La plus haute juridiction de l’Union européenne a décidé aujourd’hui que le cannabidiol (CBD) n’est pas un stupéfiant.

Le CBD ne semble pas avoir d’effet néfaste sur la santé humaine”, ont écrit les juges. Cette décision de la Cour de justice de l’Union européenne (CJUE) constitue un revers pour les pays de l’UE qui sévissent contre les produits au cannabidiol, arguant qu’ils sont nocifs pour la santé des personnes.

Fin du flou juridique ?

Cinq juges de la plus haute juridiction de l’Union européenne au Luxembourg se sont prononcer sur la légalité de l’interdiction française du CBD dérivé du chanvre et ont potentiellement bouleverser l’avenir de l’industrie du chanvre en Europe.

L’affaire française Kanavape contre une société tchèque qui vendait du CBD extrait de la plante entière pour l’utiliser dans des cartouches de cigarettes électroniques a donné son verdict final.

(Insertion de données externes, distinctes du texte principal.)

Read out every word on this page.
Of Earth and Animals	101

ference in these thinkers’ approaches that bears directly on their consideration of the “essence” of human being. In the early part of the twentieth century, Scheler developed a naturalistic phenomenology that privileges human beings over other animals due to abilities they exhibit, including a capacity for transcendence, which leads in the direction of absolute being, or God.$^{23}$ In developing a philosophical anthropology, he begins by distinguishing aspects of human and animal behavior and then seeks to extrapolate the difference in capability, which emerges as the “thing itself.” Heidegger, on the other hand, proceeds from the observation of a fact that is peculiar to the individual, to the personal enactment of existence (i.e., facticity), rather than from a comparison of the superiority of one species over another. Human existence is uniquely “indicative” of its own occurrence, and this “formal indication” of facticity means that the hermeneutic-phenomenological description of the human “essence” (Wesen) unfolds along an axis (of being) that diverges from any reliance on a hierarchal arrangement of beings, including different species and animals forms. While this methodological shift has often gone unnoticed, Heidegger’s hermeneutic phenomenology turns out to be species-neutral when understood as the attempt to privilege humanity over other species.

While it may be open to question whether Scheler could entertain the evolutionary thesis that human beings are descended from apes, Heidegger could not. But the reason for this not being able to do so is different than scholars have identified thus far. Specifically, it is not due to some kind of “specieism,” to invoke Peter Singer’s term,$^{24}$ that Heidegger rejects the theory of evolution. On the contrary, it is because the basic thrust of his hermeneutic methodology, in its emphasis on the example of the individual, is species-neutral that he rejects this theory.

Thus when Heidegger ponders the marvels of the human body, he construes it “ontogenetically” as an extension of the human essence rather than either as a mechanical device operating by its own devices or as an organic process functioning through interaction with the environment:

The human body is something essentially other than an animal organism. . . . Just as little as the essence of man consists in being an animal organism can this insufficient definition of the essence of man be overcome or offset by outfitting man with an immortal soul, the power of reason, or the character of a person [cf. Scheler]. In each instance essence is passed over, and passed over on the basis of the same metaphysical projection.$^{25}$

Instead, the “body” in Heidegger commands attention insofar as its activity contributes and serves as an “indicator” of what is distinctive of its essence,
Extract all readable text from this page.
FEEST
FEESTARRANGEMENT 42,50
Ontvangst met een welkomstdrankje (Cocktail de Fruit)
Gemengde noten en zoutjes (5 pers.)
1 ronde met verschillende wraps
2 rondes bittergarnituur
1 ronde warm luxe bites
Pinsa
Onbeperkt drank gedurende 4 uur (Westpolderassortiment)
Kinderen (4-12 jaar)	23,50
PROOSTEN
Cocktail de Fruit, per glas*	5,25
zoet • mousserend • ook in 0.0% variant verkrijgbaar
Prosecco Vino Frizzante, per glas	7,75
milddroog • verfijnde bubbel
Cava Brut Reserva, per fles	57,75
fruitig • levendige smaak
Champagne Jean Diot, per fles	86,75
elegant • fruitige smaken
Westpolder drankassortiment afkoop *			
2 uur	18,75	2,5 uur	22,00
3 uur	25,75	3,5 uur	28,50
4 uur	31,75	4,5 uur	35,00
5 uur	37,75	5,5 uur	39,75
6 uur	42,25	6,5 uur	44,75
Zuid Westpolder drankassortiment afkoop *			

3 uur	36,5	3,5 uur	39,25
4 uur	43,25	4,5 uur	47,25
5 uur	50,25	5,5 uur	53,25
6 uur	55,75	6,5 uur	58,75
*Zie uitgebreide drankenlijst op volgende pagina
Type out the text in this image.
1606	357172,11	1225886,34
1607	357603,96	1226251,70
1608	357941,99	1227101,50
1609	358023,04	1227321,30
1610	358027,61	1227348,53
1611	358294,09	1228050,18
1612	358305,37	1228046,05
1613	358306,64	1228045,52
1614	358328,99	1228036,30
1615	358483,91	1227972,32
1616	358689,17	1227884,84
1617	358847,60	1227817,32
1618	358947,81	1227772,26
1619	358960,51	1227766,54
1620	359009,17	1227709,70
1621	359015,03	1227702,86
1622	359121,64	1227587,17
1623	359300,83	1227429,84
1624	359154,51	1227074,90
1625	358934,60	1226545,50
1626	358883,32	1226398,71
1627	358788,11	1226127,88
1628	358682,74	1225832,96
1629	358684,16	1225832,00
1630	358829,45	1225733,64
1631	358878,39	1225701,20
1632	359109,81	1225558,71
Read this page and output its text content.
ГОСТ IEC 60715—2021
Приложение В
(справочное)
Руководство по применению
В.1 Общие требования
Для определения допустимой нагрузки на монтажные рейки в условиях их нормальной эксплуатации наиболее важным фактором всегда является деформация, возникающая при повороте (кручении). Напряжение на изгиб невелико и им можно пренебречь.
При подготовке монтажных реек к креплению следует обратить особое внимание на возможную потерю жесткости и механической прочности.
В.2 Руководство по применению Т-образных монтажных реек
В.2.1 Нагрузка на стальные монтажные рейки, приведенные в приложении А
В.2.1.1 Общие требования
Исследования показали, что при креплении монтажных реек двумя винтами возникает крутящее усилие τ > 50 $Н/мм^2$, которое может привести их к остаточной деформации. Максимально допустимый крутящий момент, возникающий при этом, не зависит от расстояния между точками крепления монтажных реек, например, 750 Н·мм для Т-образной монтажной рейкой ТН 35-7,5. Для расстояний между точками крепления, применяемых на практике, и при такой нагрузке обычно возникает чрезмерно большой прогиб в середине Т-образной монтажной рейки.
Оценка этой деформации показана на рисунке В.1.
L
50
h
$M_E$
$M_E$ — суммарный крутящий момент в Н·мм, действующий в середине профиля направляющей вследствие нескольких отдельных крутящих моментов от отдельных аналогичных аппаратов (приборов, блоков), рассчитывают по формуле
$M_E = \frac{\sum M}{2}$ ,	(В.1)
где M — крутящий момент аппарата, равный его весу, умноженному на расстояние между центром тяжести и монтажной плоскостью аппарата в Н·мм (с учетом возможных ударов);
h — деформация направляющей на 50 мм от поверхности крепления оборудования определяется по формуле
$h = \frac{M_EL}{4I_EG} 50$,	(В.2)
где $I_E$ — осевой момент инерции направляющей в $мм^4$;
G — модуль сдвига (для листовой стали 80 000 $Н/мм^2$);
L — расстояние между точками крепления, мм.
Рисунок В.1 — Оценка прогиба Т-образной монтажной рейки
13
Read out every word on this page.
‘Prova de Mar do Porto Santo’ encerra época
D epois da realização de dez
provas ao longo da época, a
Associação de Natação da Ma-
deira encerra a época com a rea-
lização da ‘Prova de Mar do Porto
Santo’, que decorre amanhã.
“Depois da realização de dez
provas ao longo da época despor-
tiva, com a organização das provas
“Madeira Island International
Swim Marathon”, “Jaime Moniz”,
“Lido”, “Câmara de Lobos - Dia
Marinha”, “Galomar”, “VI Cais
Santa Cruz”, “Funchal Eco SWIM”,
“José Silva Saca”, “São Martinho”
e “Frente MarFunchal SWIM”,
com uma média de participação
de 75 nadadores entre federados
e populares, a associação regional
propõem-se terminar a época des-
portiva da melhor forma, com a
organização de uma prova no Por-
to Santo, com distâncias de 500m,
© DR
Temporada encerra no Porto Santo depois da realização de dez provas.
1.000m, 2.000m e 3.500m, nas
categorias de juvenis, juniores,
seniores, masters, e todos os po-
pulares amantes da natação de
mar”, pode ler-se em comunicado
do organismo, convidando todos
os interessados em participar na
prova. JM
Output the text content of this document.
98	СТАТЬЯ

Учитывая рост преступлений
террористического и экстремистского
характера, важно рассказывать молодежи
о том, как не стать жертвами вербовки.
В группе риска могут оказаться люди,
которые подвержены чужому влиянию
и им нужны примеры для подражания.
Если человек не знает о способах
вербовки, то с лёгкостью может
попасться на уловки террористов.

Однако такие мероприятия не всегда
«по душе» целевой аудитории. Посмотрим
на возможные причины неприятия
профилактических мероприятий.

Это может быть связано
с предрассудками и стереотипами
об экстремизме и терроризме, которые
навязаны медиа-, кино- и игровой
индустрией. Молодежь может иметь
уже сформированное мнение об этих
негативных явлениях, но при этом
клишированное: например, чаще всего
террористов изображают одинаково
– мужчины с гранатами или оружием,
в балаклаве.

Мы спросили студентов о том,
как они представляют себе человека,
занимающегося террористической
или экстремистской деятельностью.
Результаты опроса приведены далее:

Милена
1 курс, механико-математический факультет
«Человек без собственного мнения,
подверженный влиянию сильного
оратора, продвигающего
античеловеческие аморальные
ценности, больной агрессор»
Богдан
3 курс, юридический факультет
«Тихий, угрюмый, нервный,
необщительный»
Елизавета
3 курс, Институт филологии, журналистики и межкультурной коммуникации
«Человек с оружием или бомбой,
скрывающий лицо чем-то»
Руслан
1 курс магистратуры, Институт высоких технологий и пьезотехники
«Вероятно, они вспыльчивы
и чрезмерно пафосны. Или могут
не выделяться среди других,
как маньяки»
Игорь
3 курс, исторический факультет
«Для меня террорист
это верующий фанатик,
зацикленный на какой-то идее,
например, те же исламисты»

Le tribunal a estimé que la loi qui a motivé cette action en justice contre les producteurs tchèques constituait une restriction inutile de la libre circulation des marchandises car la substance ne présente pas de menace pour la santé humaine.

La France qui n’autorisait l’extraction qu’à partir de graines et de fibres de cannabis, et non de la plante entière ce devra annuler sa politique jugée illégale.

“Une décision d’interdire la commercialisation du CBD, qui constitue en effet l’obstacle le plus restrictif au commerce de produits légalement fabriqués et commercialisés dans d’autres États membres, ne peut être adoptée que si ce risque semble suffisamment établi”, a écrit la Cour.

  • Premièrement, la Cour a annulé la réglementation européenne sur le chanvre, un cannabis contenant moins de 0,2 % de tétrahydrocannabinol (THC), dans la politique agricole commune (PAC) de l’Union, car le CBD “ne peut être considérée comme un produit agricole”.
  • Deuxièmement, la Cour a écrit que si les pays peuvent interdire la libre circulation des marchandises d’une substance interdite comme les stupéfiants, cette interdiction ne s’applique pas au CBD, parce que la substance n’est pas un stupéfiant.

Interdire la vente de produits CBD parce qu’ils sont des extraits de cannabis va à l’encontre de “l’esprit général” des conventions des Nations unies, qui visent à protéger la santé des personnes. Le CBD, contrairement au THC psychoactif, “ne semble avoir aucun effet psychotrope ou nocif sur la santé humaine”, a écrit la cour.

Le CBD ne peut pas être considéré comme un stupéfiant

La Cour a reconnu qu’un pays peut entraver la libre circulation des marchandises sur la base de l’intérêt public à condition que la législation soit appropriée et n’aille pas au-delà de ce qui est nécessaire. A titre d’exemple, elle a cité le fait que la France n’a pas interdit le CBD synthétique parce qu’il n’est tout simplement pas produite à partir de la plante de cannabis entière.

La Cour a conclu que la France n’est pas tenue de prouver que le CBD est dangereux est doit examiner les données scientifiques pour s’assurer que “le risque réel pour la santé publique” n’est pas “basé sur des considérations purement hypothétiques”.

Les défenseurs du cannabis espèrent que cette décision pourrait jeter les bases d’un marché légal. Actuellement, de nombreux produits au cannabidiol dans l’UE sont vendus dans une zone grise légale qui autorise la vente de cannabis à des fins agricoles.

Béchir Saket, vice-président du groupe français de défense du cannabis L630, a déclaré que cette décision était une “une claque monumentale” pour la France. La France, en particulier, s’est battue contre les produits CBD en fermant des magasins et en poursuivant les personnes qui les vendent.

“De nombreux magasins ont été fermés”, a déclaré M. Saket sur facebook. “De nombreux directeurs et parfois leurs familles ont été placés en garde à vue ou ont vu leur maison fouillée. Mais aujourd’hui, la CJE a statué en notre faveur. C’est une décision européenne qui sécurise le marché du CDB”.